WARRENSBURG, NY (AP) -- A man has been charged with drunken driving and vehicular homicide after his SUV veered into a group of people standing near a rural road in upstate New York, killing two British employees of a summer camp, state police said Friday.
The two - a counselor and a camp office worker - were with other employees standing by a road near Camp Echo Lake just before 11:30 p.m. Thursday in Warrensburg.
Troopers identified the victims as 21-year-old Dominic Hartley and 21-year-old Emily Lewis. Tony Stein, the owner and director of the camp, said Hartley was a counselor from England and Lewis, who worked in the camp office, was from Aberdeen, Scotland. Hartley's hometown wasn't immediately available. Another counselor - Christopher Jones, 28, of Wakefield, England - was treated for minor injuries.
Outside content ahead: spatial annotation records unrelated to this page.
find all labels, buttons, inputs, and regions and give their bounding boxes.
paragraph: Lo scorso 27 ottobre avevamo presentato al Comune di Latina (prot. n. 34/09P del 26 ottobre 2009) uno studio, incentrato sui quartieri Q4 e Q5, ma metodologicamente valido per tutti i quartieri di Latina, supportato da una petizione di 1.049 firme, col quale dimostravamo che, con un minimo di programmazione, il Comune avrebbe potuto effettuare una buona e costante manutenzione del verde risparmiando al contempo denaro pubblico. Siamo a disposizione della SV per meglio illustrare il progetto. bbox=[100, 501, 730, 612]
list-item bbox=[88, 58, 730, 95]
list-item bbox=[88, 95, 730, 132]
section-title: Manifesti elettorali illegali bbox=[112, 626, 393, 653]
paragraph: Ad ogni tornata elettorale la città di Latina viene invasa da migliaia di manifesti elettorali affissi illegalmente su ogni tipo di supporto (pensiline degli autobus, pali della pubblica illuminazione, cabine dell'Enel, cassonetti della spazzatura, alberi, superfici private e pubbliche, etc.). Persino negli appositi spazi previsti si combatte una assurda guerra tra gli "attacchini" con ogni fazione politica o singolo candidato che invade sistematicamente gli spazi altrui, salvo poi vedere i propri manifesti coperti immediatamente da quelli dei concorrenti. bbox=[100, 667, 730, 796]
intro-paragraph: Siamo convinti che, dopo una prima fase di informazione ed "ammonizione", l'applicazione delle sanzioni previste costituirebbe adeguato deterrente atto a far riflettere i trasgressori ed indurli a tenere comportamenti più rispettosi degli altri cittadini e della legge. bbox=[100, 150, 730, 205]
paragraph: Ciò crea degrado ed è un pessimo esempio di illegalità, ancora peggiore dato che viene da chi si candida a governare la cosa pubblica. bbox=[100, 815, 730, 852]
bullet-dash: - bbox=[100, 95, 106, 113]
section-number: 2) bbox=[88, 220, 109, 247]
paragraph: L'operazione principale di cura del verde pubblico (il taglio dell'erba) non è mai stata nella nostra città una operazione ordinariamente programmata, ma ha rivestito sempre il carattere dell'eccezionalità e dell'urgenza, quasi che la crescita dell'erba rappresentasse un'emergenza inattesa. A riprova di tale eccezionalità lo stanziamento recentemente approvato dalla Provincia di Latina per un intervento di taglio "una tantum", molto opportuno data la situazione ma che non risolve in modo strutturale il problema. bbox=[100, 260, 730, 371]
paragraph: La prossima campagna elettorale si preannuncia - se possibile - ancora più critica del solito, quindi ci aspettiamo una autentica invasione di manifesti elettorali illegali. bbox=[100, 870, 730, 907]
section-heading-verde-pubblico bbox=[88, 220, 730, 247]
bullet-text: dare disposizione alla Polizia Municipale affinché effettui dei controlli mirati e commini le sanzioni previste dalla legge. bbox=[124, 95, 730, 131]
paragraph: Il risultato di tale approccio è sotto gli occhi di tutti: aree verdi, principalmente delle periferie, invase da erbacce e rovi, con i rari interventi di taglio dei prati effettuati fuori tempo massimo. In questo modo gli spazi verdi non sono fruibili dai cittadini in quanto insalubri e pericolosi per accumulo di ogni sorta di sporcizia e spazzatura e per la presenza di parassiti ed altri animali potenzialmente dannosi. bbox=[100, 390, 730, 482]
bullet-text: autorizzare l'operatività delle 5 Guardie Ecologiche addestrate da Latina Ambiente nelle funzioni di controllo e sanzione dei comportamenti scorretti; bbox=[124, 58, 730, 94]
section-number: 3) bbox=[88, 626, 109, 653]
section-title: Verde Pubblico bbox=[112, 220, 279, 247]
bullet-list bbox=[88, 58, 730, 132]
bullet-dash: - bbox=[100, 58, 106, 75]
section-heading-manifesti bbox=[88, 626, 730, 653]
The driver, Peter Goldblatt, 39, of Indian Lake, was arraigned Friday morning on charges of driving while intoxicated and aggravated vehicular homicide. He declined to comment to a news reporter as he was driven off to jail, where he was being held on $500,000 bail.
Stein said Hartley and Lewis were in their first summer at the 135-acre camp in the southern Adirondacks about 60 miles north of Albany. They had been at the camp for the past two or three weeks for training and orientation and had joined other workers for an evening out, he said.
"The staff on their free time often walk to and from town," a distance of a mile or less, Stein said.
He said they were hanging out on the side of road when they were hit.
Witnesses told the Glens Falls Post-Star that the sport utility vehicle continued on after hitting the pedestrians and stopped a few hundred feet away. They said the driver tried unsuccessfully to restart it before police arrived.
Campers weren't scheduled to arrive until Saturday. Stein said the camp has been in touch with parents to help prepare their children.
"Echo Lake has been around for 65 years. It's a tight-knit community," he said.
Grief counselors were brought in for camp workers.
"Any time you have a loss like this in a community this size, it's tough," Stein said.